While the cap doesn’t impact medical bills, legal costs and lost wages resulting from minor injuries, it’s still caught the attention of the Trial Lawyers’ Association of B.C, which plans to take the provincial government to court, claiming the cap has the potential to obstruct constitutional rights for people with brain and psychiatric injuries.
“I felt compelled to speak out as I do not believe this government has clearly understood or described the impacts of this legislation on the citizens of B.C.,” former B.C. attorney general and premier Ujjal Dosanjh said in a statement released by the association.
“Especially those least able to advocate for themselves after an injury resulting from a road accident.”
Anyone who wants to challenge the categorization of their injuries as “minor” will need to bring their dispute to the province’s Civil Resolution Tribunal (CRT), which the province is touting as a cost-saving measure.
The CRT will be in charge of settling disputes of $50,000 or less from crash victim who want to dispute a settlement offer from ICBC. Plaintiffs can fill out an online form, and have their case heard by a CRT adjudicator rather than a judge.
B.C. is actually the last province in the country to introduce a cap on pain and suffering payouts.

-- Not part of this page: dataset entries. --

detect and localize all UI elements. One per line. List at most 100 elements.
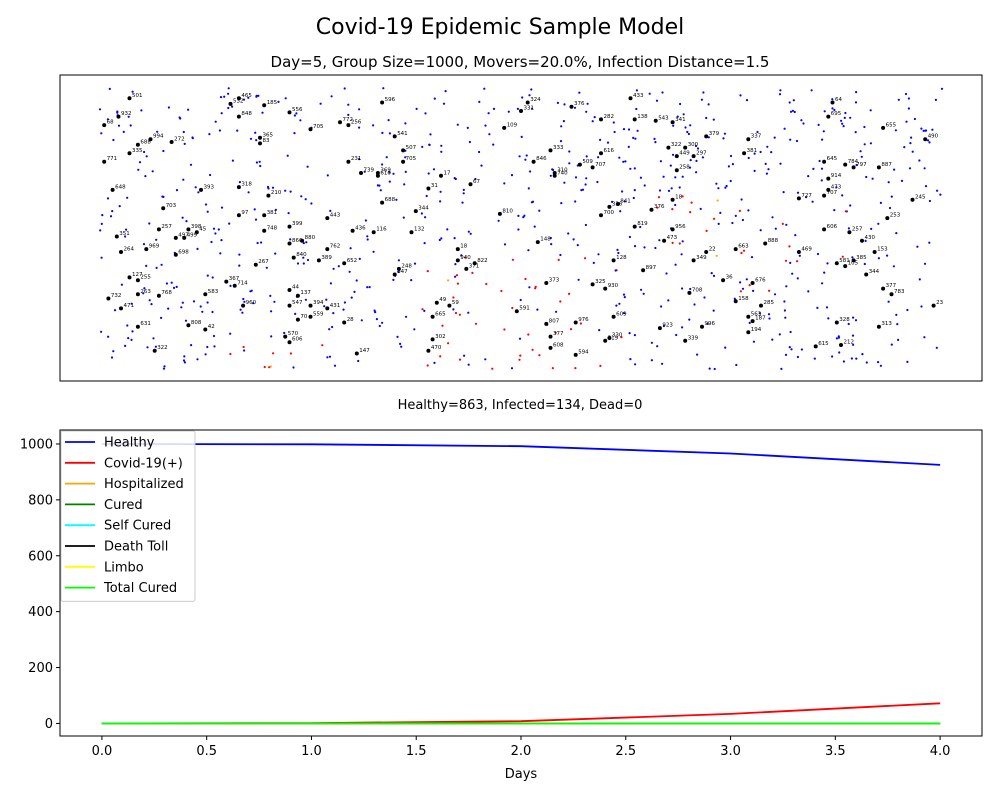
population-dot: [218, 129, 221, 132]
population-dot: [267, 187, 270, 190]
population-dot: [210, 240, 213, 244]
population-dot: [531, 348, 534, 351]
population-dot: [753, 169, 756, 172]
legend-label: Covid-19(+): [104, 456, 183, 471]
mover-label: 248: [401, 263, 412, 269]
population-dot: [238, 253, 241, 256]
population-dot: [559, 300, 562, 303]
population-dot: [734, 214, 737, 217]
population-dot: [841, 194, 844, 197]
mover-label: 83: [263, 138, 270, 144]
population-dot: [723, 132, 727, 135]
population-dot: [854, 319, 858, 322]
population-dot: [678, 186, 681, 189]
mover-label: 610: [380, 170, 391, 176]
population-dot: [289, 190, 292, 193]
population-dot: [752, 340, 756, 343]
population-dot: [865, 175, 868, 179]
mover-point: [426, 348, 431, 353]
population-dot: [306, 258, 310, 262]
population-dot: [621, 190, 624, 193]
population-dot: [439, 200, 442, 203]
mover-label: 132: [414, 227, 425, 233]
population-dot: [326, 356, 329, 359]
mover-point: [241, 303, 246, 308]
mover-label: 59: [452, 300, 459, 306]
mover-label: 264: [124, 247, 135, 253]
population-dot: [208, 133, 211, 136]
population-dot: [844, 111, 847, 115]
mover-label: 887: [881, 162, 892, 168]
x-tick-label: 2.0: [511, 744, 532, 759]
mover-label: 23: [936, 300, 943, 306]
population-dot: [773, 293, 777, 296]
mover-point: [295, 317, 300, 322]
population-dot: [759, 150, 762, 154]
mover-point: [371, 230, 376, 235]
population-dot: [521, 96, 524, 99]
population-dot: [151, 170, 154, 173]
population-dot: [789, 330, 792, 334]
population-dot: [686, 130, 689, 134]
population-dot: [788, 245, 791, 248]
population-dot: [270, 310, 273, 313]
population-dot: [796, 260, 799, 263]
population-dot: [619, 210, 622, 213]
population-dot: [148, 299, 151, 302]
mover-label: 272: [174, 137, 185, 143]
population-dot: [816, 252, 820, 256]
mover-point: [110, 187, 115, 192]
population-dot: [779, 162, 782, 165]
population-dot: [693, 303, 696, 306]
mover-point: [615, 202, 620, 206]
population-dot: [632, 136, 635, 139]
population-dot: [403, 183, 406, 186]
mover-label: 581: [839, 258, 850, 264]
mover-point: [910, 197, 915, 202]
population-dot: [142, 292, 145, 295]
population-dot: [572, 238, 575, 241]
mover-label: 471: [124, 303, 135, 309]
mover-point: [666, 145, 671, 150]
population-dot: [255, 139, 258, 142]
population-dot: [618, 302, 621, 305]
population-dot: [302, 262, 305, 265]
mover-label: 976: [578, 317, 589, 323]
y-tick-label: 200: [28, 661, 53, 676]
population-dot: [328, 355, 332, 358]
population-dot: [527, 333, 530, 336]
population-dot: [807, 290, 810, 293]
population-dot: [206, 274, 209, 277]
population-dot: [717, 222, 720, 225]
population-dot: [238, 264, 241, 267]
population-dot: [597, 156, 600, 159]
population-dot: [516, 107, 520, 110]
population-dot: [585, 177, 588, 180]
population-dot: [669, 164, 672, 167]
population-dot: [888, 206, 892, 210]
mover-point: [599, 151, 603, 156]
x-tick-label: 2.5: [615, 744, 636, 759]
population-dot: [897, 338, 900, 341]
population-dot: [355, 279, 358, 282]
population-dot: [606, 141, 610, 144]
population-dot: [332, 312, 335, 315]
mover-point: [430, 337, 435, 342]
population-dot: [447, 279, 450, 282]
mover-label: 328: [839, 317, 850, 323]
population-dot: [378, 324, 381, 328]
population-dot: [462, 188, 465, 191]
population-dot: [785, 285, 788, 288]
population-dot: [273, 300, 276, 303]
population-dot: [217, 228, 220, 231]
population-dot: [194, 186, 197, 189]
mover-point: [603, 286, 608, 291]
population-dot: [554, 331, 557, 334]
population-dot: [432, 168, 436, 171]
mover-point: [822, 193, 827, 198]
mover-label: 923: [662, 323, 673, 329]
population-dot: [100, 132, 103, 135]
mover-point: [173, 252, 178, 257]
mover-point: [826, 176, 831, 181]
mover-label: 443: [330, 213, 341, 219]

Experts say the limit will save both plaintiffs and ICBC money on legal fees. According to CBC News, legal bills make up almost a quarter of ICBC’s total annual costs. This can include hiring lawyers as well as compensating experts for filing reports, which can cost the province anywhere from $5,000 to $20,000 per report. Because several experts are often hired to work on a single case, this can get pricey.
Under the new rule, only one expert can submit one report for claims under $100,000. All other claims have a cap of three experts, who can submit one report each.
“The whole idea is to try and get lawyers out of the business,” Richard McCandless, a former civil servant, told CBC News. “They're going to save a ton of money.”
The association, however, isn’t so sure this is in the public’s best interest.
The newly announced changes take effect as ICBC continues to lose big money. For the first nine months of its 2018 fiscal year (April 1 to December 31, 2018), ICBC reported a net loss of $860 million and has said it’s “projected to suffer another significant net loss this fiscal year,” according to Canadian Underwriter.
“Time and again this government seems to favor ICBC’s financial interests over the legal rights of British Columbians,” the association said in a statement.
“This rush to pass restrictions on how victims of negligence must prove their cases at law is the most recent illustration of making car accident victims pay for reckless driving.”